The GameCube version of Driven offers enhanced graphics, which does result in a much more aesthetically pleasing experience. Unlike the PS2 counterpart, this version offers a constant and manageable frame rate, rarely dipping below 60FPS. Dynamic reflection algorithms can also be seen, which is a nice touch, and other subtle graphical nuances were also included. Visually, Driven looks great on the GameCube.
Music is composed mainly of a techno soundtrack and fits the overall ambiance of the presentation quite nicely. Driven does a nice job of integrating obligatory sound effects like powerful roars of the engines and spectator audio clips into the game. The between-race commentary adds a cool sense of style to the game with voice-over talent contributed from their real-life counterparts.
Acceleration and braking have been moved to the trigger buttons for the NGC port, with overall speed determined by how hard you press on the shoulder button. Steering is allocated to the left analog-stick and there are no tricky gear-shifting techniques to be learned since every vehicle is set to automatic. The controls to this game are very easy to pick up but successfully cornering around some of the tracks more unforgiving spots is incredibly difficult and more often then not will result in your car illogically being thrown 50 feet in the air. As is the case with nearly all respectable F1 racers, Driven includes such features as drafting behind cars to give you an extra boost of speed. Drafting is also a helpful technique when cornering around particularly menacing turns.

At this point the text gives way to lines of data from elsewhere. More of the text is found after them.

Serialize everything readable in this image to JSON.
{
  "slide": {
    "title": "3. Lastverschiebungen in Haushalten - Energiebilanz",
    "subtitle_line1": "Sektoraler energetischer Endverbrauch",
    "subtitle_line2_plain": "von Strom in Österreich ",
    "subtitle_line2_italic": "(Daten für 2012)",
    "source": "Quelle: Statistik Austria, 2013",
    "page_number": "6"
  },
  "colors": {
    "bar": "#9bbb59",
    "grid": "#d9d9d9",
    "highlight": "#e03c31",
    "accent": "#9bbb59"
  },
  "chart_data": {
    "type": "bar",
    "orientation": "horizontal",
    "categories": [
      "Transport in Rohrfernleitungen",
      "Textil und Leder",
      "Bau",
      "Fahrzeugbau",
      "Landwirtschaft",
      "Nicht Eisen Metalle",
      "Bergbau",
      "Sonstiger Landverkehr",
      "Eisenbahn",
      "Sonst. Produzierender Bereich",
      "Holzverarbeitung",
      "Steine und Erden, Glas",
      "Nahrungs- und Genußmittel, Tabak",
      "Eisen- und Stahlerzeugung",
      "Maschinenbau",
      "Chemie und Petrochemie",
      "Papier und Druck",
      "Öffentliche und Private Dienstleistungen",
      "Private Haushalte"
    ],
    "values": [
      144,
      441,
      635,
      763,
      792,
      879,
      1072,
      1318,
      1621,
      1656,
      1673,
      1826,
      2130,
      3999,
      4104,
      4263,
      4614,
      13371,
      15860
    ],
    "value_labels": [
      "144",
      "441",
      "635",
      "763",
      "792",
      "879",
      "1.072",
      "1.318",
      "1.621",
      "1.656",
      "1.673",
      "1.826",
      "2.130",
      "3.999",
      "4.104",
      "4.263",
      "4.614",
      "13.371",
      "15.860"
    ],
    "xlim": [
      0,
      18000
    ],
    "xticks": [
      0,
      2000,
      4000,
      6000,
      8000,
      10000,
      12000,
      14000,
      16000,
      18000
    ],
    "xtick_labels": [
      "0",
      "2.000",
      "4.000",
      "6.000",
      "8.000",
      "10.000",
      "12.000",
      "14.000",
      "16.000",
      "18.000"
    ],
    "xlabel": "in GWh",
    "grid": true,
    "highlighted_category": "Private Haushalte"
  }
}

As your car becomes more and more beat-up and broken, you'll be given up to 5 opportunities to repair your car in real-time by hitting the Y-button. While this is helpful in the sense that it ensures a constant top-speed and maneuverability, it’s also detrimental since it will bring you to a complete stop and take away precious seconds from your overall time. This feature gives an added sense of urgency and strategy to the game but rarely becomes necessary, since it’s possible to continue racing with only 3 wheels attached to the vehicle. Aside from the main story mode of the game, you'll also have the option of competing in tournaments that usually consist of 3 separate races. Accumulating the top score will ensure your victory when the tournament is over. Competing in tournaments will also unlock new racers and new tournaments. There is also a cool multi-player mode, which allows you to race competitively against a human opponent or utilize the second player as a fellow teammate.

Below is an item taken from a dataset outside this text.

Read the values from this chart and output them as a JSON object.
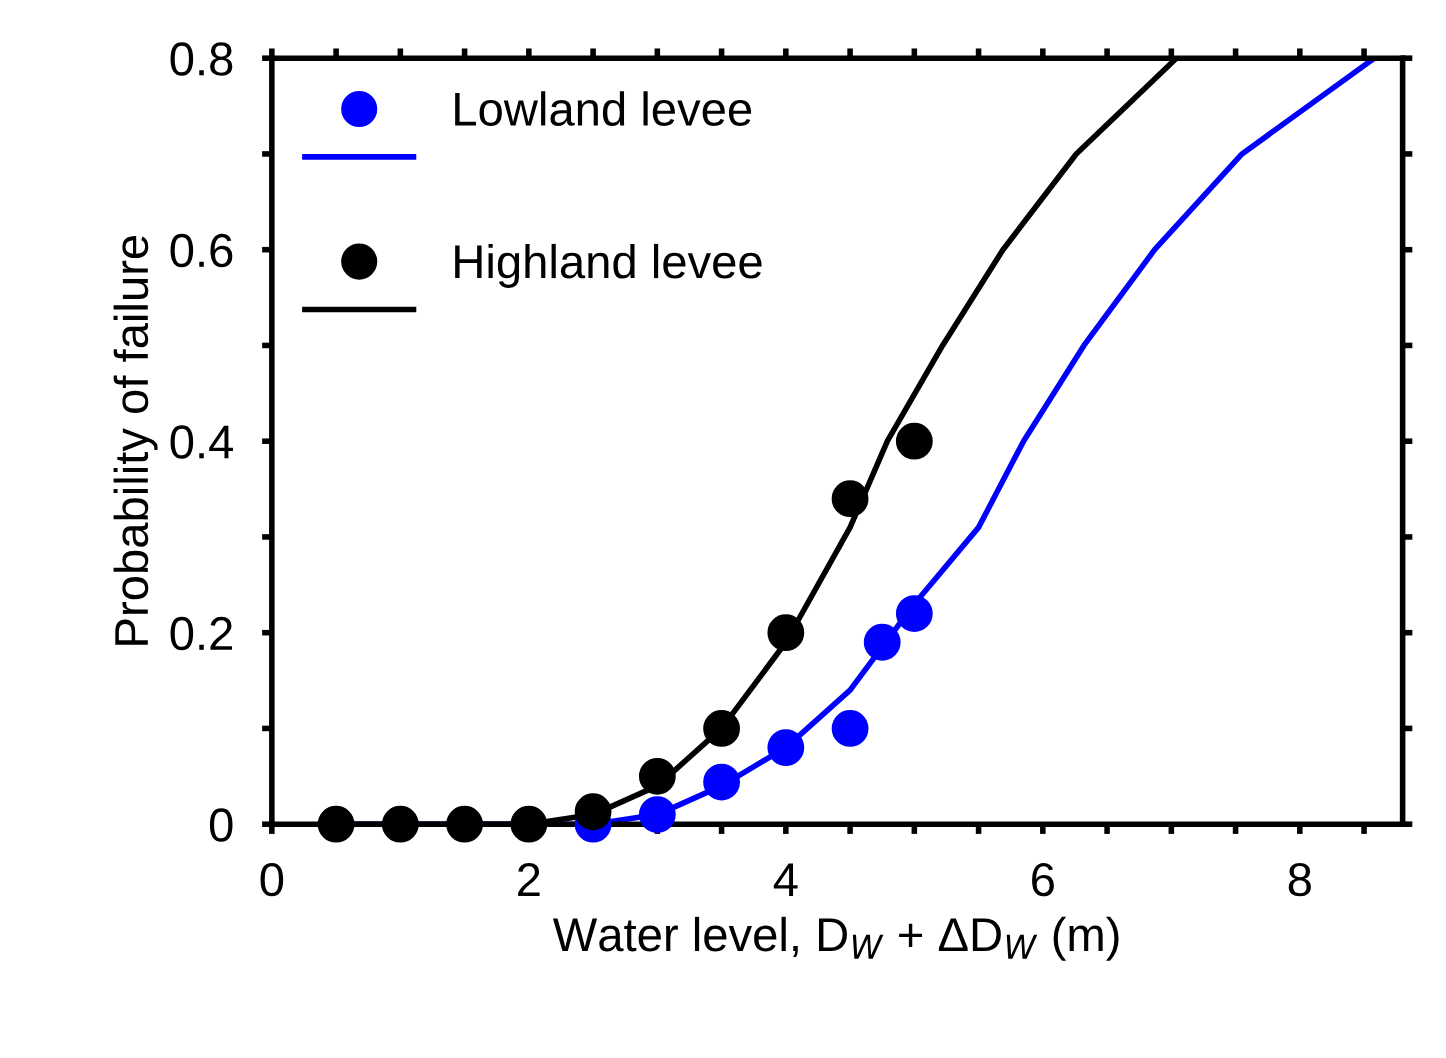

Driven is guilty of utilizing unfair tactics and flat-out cheating when it comes to the computer-controlled racers in the game. Opponents are always unwaveringly precise and attempting to out-corner a competitor or slow him down through means of swerving him off to the side usually results in your car spinning wildly out of control with nary a scratch on the opponent. At times, competing racers will magically gather an unprecedented boost of speed without warning or explanation. This becomes very annoying towards the latter parts of the game since you can run a nearly flawless race and still not come out on top due to cheating on the part of the cheese-ass computer. While overall maneuverability is nowhere near as frustrating as the PS2 version, thanks to smoother steering, less unwarranted spin-outs, and sturdier cars that require less repairs, the overall enjoyability of the game, while somewhat improved, remains almost completely devoid of noteworthy offerings.
If you are a racing fanatic, you might find some endearing qualities in Driven, but as it stands, the lack of depth in gameplay and unforgiving track design relegates this game to rental-only status. There are not a whole heckuva lot of racing games for Nintendo's cute little box, so Driven may be worthy of a look-see if not only for its cool graphics and solid racing dynamics.